Mas a gente cresce, envelhece, ganha algumas cismas. Em situações desesperadas, quando a coisa aperta e fico absolutamente sem saída, sou capaz de apelar. Torno-me então um ser completamente desprovido de caráter. Quando vejo, estou metido em alguma igreja, ajoelhado, pedindo coisas ao Senhor. Ainda bem, tenho sorte, que a bondade de Deus, aprendi e não me esqueci, é frequentemente descrita como infinita, imutável e incondicional. Representa a inclinação constante que Ele tem para fazer o bem, cuidar de Sua criação, agir com benevolência. Caso contrário, tenho certeza, seria punido pela canalhice. Já O vejo pensando:
— Como um sujeito que nega invariavelmente a Minha existência, estufa o peito para se declarar descrente, tem a coragem de entrar em um templo dedicado a Mim para vir solicitar alguma graça?

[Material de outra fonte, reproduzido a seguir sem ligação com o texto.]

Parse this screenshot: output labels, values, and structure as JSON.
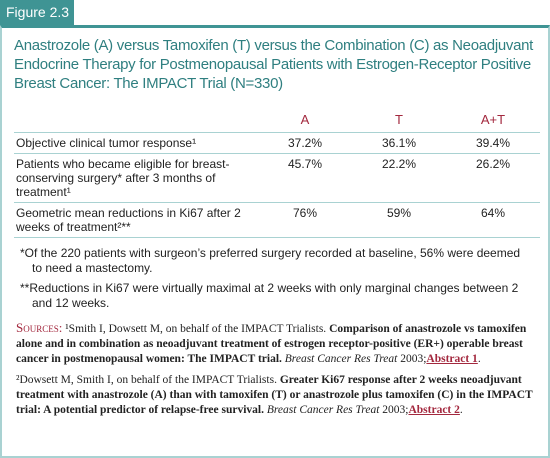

No fundo considero que, caso exista, e a dúvida jamais me abandonou, o Criador é do bem. Está acostumado a lidar com as torpezas próprias do ser humano. Invenção, convenhamos, bastante mal-acabada. Tenho certeza, e não sou lá de ter grandes convicções, da consciência que o Homem — seria mesmo uma Entidade masculina? — tem de nos ter arranjado de forma porca sobre o planeta. Com a competência sempre atribuída a Ele, poderia ter realizado um trabalho mais caprichado. Teria havido, provavelmente, grande preguiça no dia da criação. Escapamos mal-acabados, violentos; parecemos ter sido feitos com as coxas:
— Deus me perdoe!
E assim vou vivendo. Ora declarando minha incredulidade, marcando território como indivíduo totalmente desprovido de fé, ora disfarçando certa devoção, principalmente quando as coisas desandam e preciso de uma ajudinha celeste. Corro então e busco na memória a Ave-Maria ou o Pai-Nosso e os recito ajoelhado, sentindo-me culpado, velhaco, tropeçando nas palavras muitas vezes fugidias.
Acho bacana a plenitude dos evangélicos. Existem envolvidos pelos seus: “Deus é fiel!”; “Deus é bom!”; “Deus provê”.
Quando se despedem, invocam, humildes:
— Fica com Deus!
Ou:
— Deus abençoe!
Só desconfio quando pedem:
— Deus lhe acrescente!
Não desejo que me adicionem nada. Prefiro seguir vazio.